Primary outcome analysis concerning recruitment and randomisation will be calculated, separately, for those patients who were randomised before and during/after the COVID-19 pandemic. Primary outcome analysis concerning treatment compliance will be calculated, separately, for those patients who started treatment before and during/after the COVID-19 pandemic. Drug compliance analysis will be calculated, separately, for those patients who were randomly allocated to focal plus neoadjuvant drug treatment (finasteride or bicalutamide) in IP4-CHRONOS-B and started their neoadjuvant drug treatment before and during/after the COVID-19 pandemic.

Summary statistics of time between key events throughout the trial (consent, randomisation, treatment, neoadjuvant drug prescription, visits) will be calculated for patients whose most recent event is before and during/after the COVID-19 pandemic. Reasons for withdrawal will be reported for patients who withdrew from the study before and during/after the COVID-19 pandemic.

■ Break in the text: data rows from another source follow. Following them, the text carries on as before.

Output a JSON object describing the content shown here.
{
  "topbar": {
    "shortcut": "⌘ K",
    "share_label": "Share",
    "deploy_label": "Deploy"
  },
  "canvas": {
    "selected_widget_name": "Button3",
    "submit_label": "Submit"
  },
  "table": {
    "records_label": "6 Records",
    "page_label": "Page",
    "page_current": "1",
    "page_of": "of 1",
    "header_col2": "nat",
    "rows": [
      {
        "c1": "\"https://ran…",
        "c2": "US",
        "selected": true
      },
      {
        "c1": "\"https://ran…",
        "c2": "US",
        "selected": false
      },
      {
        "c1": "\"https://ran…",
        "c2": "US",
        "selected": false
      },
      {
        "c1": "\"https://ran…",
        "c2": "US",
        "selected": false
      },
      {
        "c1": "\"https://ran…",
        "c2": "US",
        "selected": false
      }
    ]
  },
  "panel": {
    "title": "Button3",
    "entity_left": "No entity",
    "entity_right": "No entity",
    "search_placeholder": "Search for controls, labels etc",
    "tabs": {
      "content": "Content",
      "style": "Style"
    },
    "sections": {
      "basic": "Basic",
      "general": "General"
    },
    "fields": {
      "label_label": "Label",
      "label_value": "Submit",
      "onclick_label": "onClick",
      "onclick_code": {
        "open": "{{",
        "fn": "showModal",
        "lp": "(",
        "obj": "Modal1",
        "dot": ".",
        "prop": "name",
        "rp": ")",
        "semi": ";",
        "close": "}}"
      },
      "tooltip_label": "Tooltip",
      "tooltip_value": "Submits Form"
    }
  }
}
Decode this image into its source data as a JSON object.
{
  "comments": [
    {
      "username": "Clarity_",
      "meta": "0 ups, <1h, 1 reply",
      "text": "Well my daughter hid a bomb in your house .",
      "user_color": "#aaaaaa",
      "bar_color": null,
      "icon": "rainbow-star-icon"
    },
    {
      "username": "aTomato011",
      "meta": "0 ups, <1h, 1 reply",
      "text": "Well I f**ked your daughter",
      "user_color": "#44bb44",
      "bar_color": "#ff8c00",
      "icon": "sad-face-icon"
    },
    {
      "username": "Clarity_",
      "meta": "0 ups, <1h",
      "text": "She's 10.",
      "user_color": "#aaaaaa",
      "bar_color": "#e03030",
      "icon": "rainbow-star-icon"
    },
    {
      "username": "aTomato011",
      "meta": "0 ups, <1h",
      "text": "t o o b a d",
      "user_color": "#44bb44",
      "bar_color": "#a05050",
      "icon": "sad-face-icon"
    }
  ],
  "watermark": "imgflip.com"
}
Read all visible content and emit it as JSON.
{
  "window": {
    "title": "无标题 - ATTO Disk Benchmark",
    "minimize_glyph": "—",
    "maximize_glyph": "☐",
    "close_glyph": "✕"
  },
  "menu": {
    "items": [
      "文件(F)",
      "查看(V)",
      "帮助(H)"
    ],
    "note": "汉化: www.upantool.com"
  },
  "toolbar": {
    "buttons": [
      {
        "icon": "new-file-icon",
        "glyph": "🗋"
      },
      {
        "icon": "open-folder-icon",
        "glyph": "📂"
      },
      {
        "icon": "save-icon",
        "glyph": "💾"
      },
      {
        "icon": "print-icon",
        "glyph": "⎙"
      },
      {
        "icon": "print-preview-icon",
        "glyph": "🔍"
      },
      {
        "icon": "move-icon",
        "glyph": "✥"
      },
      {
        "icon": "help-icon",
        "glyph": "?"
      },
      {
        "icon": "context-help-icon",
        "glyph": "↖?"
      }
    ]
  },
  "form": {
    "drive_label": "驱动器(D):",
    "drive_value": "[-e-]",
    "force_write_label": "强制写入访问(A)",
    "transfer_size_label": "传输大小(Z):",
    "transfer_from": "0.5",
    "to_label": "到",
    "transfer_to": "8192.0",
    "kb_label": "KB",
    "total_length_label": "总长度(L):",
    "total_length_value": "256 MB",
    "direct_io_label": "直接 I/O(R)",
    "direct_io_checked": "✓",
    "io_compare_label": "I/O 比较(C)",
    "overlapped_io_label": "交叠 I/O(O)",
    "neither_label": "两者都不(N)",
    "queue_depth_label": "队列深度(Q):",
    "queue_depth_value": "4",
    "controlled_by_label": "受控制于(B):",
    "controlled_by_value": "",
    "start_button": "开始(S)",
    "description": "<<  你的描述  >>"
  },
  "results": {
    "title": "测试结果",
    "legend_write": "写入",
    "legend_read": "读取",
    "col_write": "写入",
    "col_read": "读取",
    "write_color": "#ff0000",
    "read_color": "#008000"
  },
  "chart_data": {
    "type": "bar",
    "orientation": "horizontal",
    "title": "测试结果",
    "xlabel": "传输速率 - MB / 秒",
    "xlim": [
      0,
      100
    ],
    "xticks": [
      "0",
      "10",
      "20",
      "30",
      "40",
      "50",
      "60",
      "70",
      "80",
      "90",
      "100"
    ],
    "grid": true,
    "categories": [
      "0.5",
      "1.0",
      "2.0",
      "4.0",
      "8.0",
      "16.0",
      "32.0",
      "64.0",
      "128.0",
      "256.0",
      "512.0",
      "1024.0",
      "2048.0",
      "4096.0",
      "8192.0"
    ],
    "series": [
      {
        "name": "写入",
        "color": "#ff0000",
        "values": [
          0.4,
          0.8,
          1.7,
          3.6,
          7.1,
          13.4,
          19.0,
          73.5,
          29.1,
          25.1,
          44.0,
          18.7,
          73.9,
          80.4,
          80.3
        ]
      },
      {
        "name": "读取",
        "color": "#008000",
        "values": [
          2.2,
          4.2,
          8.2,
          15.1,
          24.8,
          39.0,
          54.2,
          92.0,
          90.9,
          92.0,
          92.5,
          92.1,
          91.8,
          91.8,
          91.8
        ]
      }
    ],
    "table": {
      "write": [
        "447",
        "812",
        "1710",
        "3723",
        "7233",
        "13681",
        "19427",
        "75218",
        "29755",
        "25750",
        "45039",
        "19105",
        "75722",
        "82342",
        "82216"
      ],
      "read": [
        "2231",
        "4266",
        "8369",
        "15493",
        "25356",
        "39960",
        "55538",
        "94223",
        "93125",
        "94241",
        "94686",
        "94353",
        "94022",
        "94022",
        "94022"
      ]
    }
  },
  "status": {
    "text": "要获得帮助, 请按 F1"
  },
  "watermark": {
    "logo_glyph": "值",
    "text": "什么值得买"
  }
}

These analyses will be presented if there exist patients in both the before and during/after COVID-19 analysis populations. Analyses for populations which do not contain any patients will be omitted as they are already included in the main study analysis.

COVID-19-related protocol deviations will be summarised alongside other protocol deviations for the study.

Missing data and outliers

A specific missing data mechanism is not required for the feasibility study. No formal method will be used for handling outliers.

Software details

STATA v17 (or above) will be used for all analyses.

Conclusion

IP4-CHRONOS provides an innovative trial design in what is recognised as a difficult-to-recruit disease space, localised prostate cancer, especially given the surgical interventions involved. The study attempts to match patient and physician equipoise and might provide valuable insights into whether such an overarching strategy might provide some solutions to the ongoing problems we have had in delivering randomised comparative trials in these areas. Our planned analysis strategy for the feasibility phase has been set out here to reduce the risk of reporting bias and data-driven analysis. Any deviations from the methods described in this paper will be detailed and justified fully in the final statistical report.